Ministers are trying to grapple with a £1.5 billion overspend on the cap for subsidies to boost clean power by 2020, with spending expected to be £9.1 billion rather than the £7.6 billion limit.
The extra spending – due to changes in the wholesale price of power, more efficient technology such as wind turbines which generate more energy than expected and greater deployment of renewable schemes – is set to add an extra £18 to bills by 2020.
Greepeace has described the Government decision as “nonsensical” and “short sighted”.
The early end of subsidies for onshore wind, which was announced last month, could risk as much as £3billion pounds of investment in Scotland and 5,400 jobs according to Scottish Renewables.
Niall Stuart, chief executive of Scottish Renewables, said: “Individuals have spent years of their working lives, and companies invested millions of pounds in good faith to get their projects to the stage where they can go for these contracts, and this uncertainty will just further erode investor confidence in the energy sector.”
Mr Stuart added: “Contracts for Difference are essential to underpin the big capital investments in renewables, nuclear, and carbon capture and storage. Their introduction has already resulted in significant reductions in cost from solar, and onshore and offshore wind.
“The postponement of this year’s auction, and the lack of clarity over future dates and budgets, means the entire industry is totally in the dark about if or when companies will be able to bid for a contract for their power.
“This will result in a freezing of project development, and threatens the timelines required to connect up the Western Isles, Orkney and Shetland.”
Commenting on the changes to subsidies for small scale renewable energy projects known as the Feed-in Tariff (FiT), Mr Stuart said: “Scotland has an abundance of small scale hydropower and a vibrant solar energy sector. These smaller schemes have been attractive to developers and communities alike but those wishing to build a project now will not know what financial support they will receive until operational. By DECC’s own admission this move will mean less projects coming forward and make securing finance increasingly difficult.”
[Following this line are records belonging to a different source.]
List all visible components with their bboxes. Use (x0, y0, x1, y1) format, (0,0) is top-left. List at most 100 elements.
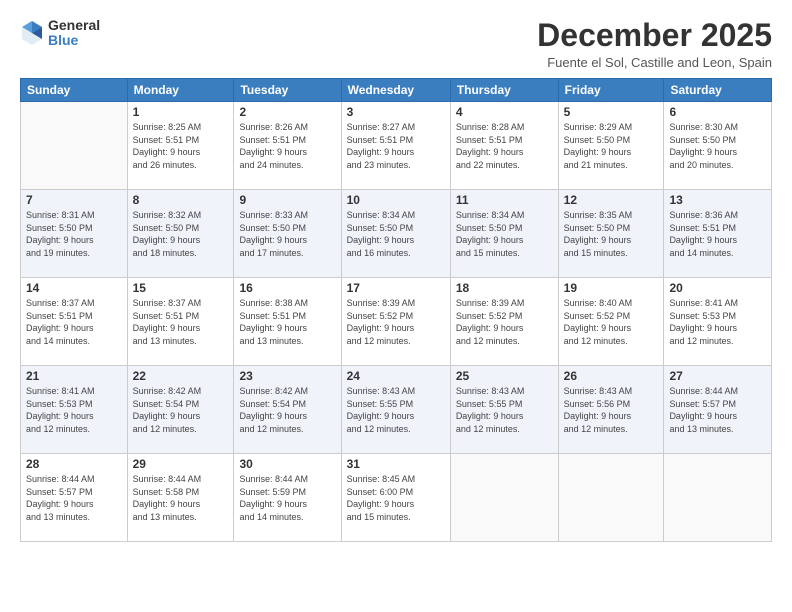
calendar-cell: 16 Sunrise: 8:38 AM Sunset: 5:51 PM Dayli… (234, 278, 341, 366)
logo-general: General (48, 18, 100, 33)
calendar-cell: 1 Sunrise: 8:25 AM Sunset: 5:51 PM Daylig… (127, 102, 234, 190)
calendar-cell: 21 Sunrise: 8:41 AM Sunset: 5:53 PM Dayli… (21, 366, 128, 454)
calendar: SundayMondayTuesdayWednesdayThursdayFrid… (20, 78, 772, 542)
day-number: 22 (133, 369, 229, 383)
day-info: Sunrise: 8:29 AM Sunset: 5:50 PM Dayligh… (564, 121, 659, 171)
day-number: 17 (347, 281, 445, 295)
calendar-cell: 18 Sunrise: 8:39 AM Sunset: 5:52 PM Dayli… (450, 278, 558, 366)
day-info: Sunrise: 8:28 AM Sunset: 5:51 PM Dayligh… (456, 121, 553, 171)
calendar-cell (558, 454, 664, 542)
day-info: Sunrise: 8:34 AM Sunset: 5:50 PM Dayligh… (347, 209, 445, 259)
calendar-cell: 24Sunrise: 8:43 AM Sunset: 5:55 PM Dayli… (341, 366, 450, 454)
day-info: Sunrise: 8:37 AM Sunset: 5:51 PM Dayligh… (133, 297, 229, 347)
calendar-cell (21, 102, 128, 190)
day-info: Sunrise: 8:44 AM Sunset: 5:59 PM Dayligh… (239, 473, 335, 523)
day-number: 26 (564, 369, 659, 383)
day-number: 8 (133, 193, 229, 207)
calendar-cell: 3 Sunrise: 8:27 AM Sunset: 5:51 PM Daylig… (341, 102, 450, 190)
day-info: Sunrise: 8:33 AM Sunset: 5:50 PM Dayligh… (239, 209, 335, 259)
day-number: 15 (133, 281, 229, 295)
day-info: Sunrise: 8:30 AM Sunset: 5:50 PM Dayligh… (669, 121, 766, 171)
day-number: 19 (564, 281, 659, 295)
day-info: Sunrise: 8:44 AM Sunset: 5:57 PM Dayligh… (26, 473, 122, 523)
calendar-body: 1 Sunrise: 8:25 AM Sunset: 5:51 PM Daylig… (21, 102, 772, 542)
day-number: 29 (133, 457, 229, 471)
title-block: December 2025 Fuente el Sol, Castille an… (537, 18, 772, 70)
month-title: December 2025 (537, 18, 772, 53)
logo: General Blue (20, 18, 100, 49)
day-info: Sunrise: 8:31 AM Sunset: 5:50 PM Dayligh… (26, 209, 122, 259)
day-number: 16 (239, 281, 335, 295)
week-row-1: 1 Sunrise: 8:25 AM Sunset: 5:51 PM Daylig… (21, 102, 772, 190)
calendar-cell: 30Sunrise: 8:44 AM Sunset: 5:59 PM Dayli… (234, 454, 341, 542)
calendar-cell: 9 Sunrise: 8:33 AM Sunset: 5:50 PM Daylig… (234, 190, 341, 278)
day-info: Sunrise: 8:38 AM Sunset: 5:51 PM Dayligh… (239, 297, 335, 347)
calendar-cell: 17 Sunrise: 8:39 AM Sunset: 5:52 PM Dayli… (341, 278, 450, 366)
day-number: 3 (347, 105, 445, 119)
day-info: Sunrise: 8:44 AM Sunset: 5:57 PM Dayligh… (669, 385, 766, 435)
day-header-saturday: Saturday (664, 79, 772, 102)
calendar-cell: 12 Sunrise: 8:35 AM Sunset: 5:50 PM Dayli… (558, 190, 664, 278)
week-row-5: 28Sunrise: 8:44 AM Sunset: 5:57 PM Dayli… (21, 454, 772, 542)
logo-text: General Blue (48, 18, 100, 49)
day-info: Sunrise: 8:39 AM Sunset: 5:52 PM Dayligh… (456, 297, 553, 347)
day-number: 10 (347, 193, 445, 207)
day-info: Sunrise: 8:41 AM Sunset: 5:53 PM Dayligh… (26, 385, 122, 435)
day-info: Sunrise: 8:43 AM Sunset: 5:55 PM Dayligh… (456, 385, 553, 435)
calendar-cell: 26 Sunrise: 8:43 AM Sunset: 5:56 PM Dayli… (558, 366, 664, 454)
calendar-cell: 31Sunrise: 8:45 AM Sunset: 6:00 PM Dayli… (341, 454, 450, 542)
calendar-cell: 2Sunrise: 8:26 AM Sunset: 5:51 PM Daylig… (234, 102, 341, 190)
week-row-3: 14Sunrise: 8:37 AM Sunset: 5:51 PM Dayli… (21, 278, 772, 366)
calendar-cell: 27 Sunrise: 8:44 AM Sunset: 5:57 PM Dayli… (664, 366, 772, 454)
day-number: 20 (669, 281, 766, 295)
day-info: Sunrise: 8:35 AM Sunset: 5:50 PM Dayligh… (564, 209, 659, 259)
day-header-friday: Friday (558, 79, 664, 102)
week-row-4: 21 Sunrise: 8:41 AM Sunset: 5:53 PM Dayli… (21, 366, 772, 454)
day-number: 13 (669, 193, 766, 207)
calendar-cell: 5Sunrise: 8:29 AM Sunset: 5:50 PM Daylig… (558, 102, 664, 190)
day-header-monday: Monday (127, 79, 234, 102)
calendar-cell: 22Sunrise: 8:42 AM Sunset: 5:54 PM Dayli… (127, 366, 234, 454)
calendar-cell: 6Sunrise: 8:30 AM Sunset: 5:50 PM Daylig… (664, 102, 772, 190)
header: General Blue December 2025 Fuente el Sol… (20, 18, 772, 70)
day-header-thursday: Thursday (450, 79, 558, 102)
day-number: 18 (456, 281, 553, 295)
calendar-cell: 28Sunrise: 8:44 AM Sunset: 5:57 PM Dayli… (21, 454, 128, 542)
calendar-cell: 15 Sunrise: 8:37 AM Sunset: 5:51 PM Dayli… (127, 278, 234, 366)
logo-icon (20, 19, 44, 47)
day-number: 21 (26, 369, 122, 383)
calendar-header: SundayMondayTuesdayWednesdayThursdayFrid… (21, 79, 772, 102)
day-info: Sunrise: 8:43 AM Sunset: 5:56 PM Dayligh… (564, 385, 659, 435)
calendar-cell: 20Sunrise: 8:41 AM Sunset: 5:53 PM Dayli… (664, 278, 772, 366)
calendar-cell (450, 454, 558, 542)
calendar-cell: 23Sunrise: 8:42 AM Sunset: 5:54 PM Dayli… (234, 366, 341, 454)
calendar-cell: 4Sunrise: 8:28 AM Sunset: 5:51 PM Daylig… (450, 102, 558, 190)
day-number: 2 (239, 105, 335, 119)
day-info: Sunrise: 8:39 AM Sunset: 5:52 PM Dayligh… (347, 297, 445, 347)
day-info: Sunrise: 8:36 AM Sunset: 5:51 PM Dayligh… (669, 209, 766, 259)
day-number: 7 (26, 193, 122, 207)
day-header-tuesday: Tuesday (234, 79, 341, 102)
day-info: Sunrise: 8:34 AM Sunset: 5:50 PM Dayligh… (456, 209, 553, 259)
day-info: Sunrise: 8:27 AM Sunset: 5:51 PM Dayligh… (347, 121, 445, 171)
location: Fuente el Sol, Castille and Leon, Spain (537, 55, 772, 70)
day-info: Sunrise: 8:44 AM Sunset: 5:58 PM Dayligh… (133, 473, 229, 523)
day-number: 1 (133, 105, 229, 119)
calendar-cell (664, 454, 772, 542)
calendar-cell: 8Sunrise: 8:32 AM Sunset: 5:50 PM Daylig… (127, 190, 234, 278)
day-info: Sunrise: 8:45 AM Sunset: 6:00 PM Dayligh… (347, 473, 445, 523)
calendar-cell: 11 Sunrise: 8:34 AM Sunset: 5:50 PM Dayli… (450, 190, 558, 278)
calendar-cell: 14Sunrise: 8:37 AM Sunset: 5:51 PM Dayli… (21, 278, 128, 366)
day-info: Sunrise: 8:40 AM Sunset: 5:52 PM Dayligh… (564, 297, 659, 347)
day-number: 12 (564, 193, 659, 207)
day-number: 25 (456, 369, 553, 383)
header-row: SundayMondayTuesdayWednesdayThursdayFrid… (21, 79, 772, 102)
logo-blue: Blue (48, 33, 100, 48)
page: General Blue December 2025 Fuente el Sol… (0, 0, 792, 612)
day-number: 27 (669, 369, 766, 383)
day-number: 11 (456, 193, 553, 207)
day-info: Sunrise: 8:25 AM Sunset: 5:51 PM Dayligh… (133, 121, 229, 171)
calendar-cell: 25 Sunrise: 8:43 AM Sunset: 5:55 PM Dayli… (450, 366, 558, 454)
calendar-cell: 13 Sunrise: 8:36 AM Sunset: 5:51 PM Dayli… (664, 190, 772, 278)
day-number: 9 (239, 193, 335, 207)
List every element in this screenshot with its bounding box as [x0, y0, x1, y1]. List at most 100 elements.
Mr Stuart said there was now so much uncertainty across the whole sector that developers of almost every technology would be “hitting the pause button” on planned projects, resulting in a hiatus in the industry’s growth, and a slowdown in jobs and investment.
The UK Government has also announced proposals to close the solar subsidies scheme a year early in April 2016 for “small-scale” solar farms, which can be up to 25 acres in size, to save up to £100 million a year by 2020.
Mr Stuart did highlight the Government’s intention to publish details on support for renewables and other forms of clean electricity beyond 2020 as a positive for the sector:
“Whilst we are pleased to see the Government seek to give some indication of support beyond 2020, it is vitally important that we get an announcement in the autumn to provide some clarity to the sector on the Government’s intentions between now and the end of the decade or we risk significant investment – and the jobs and environmental benefits that would bring – going elsewhere.”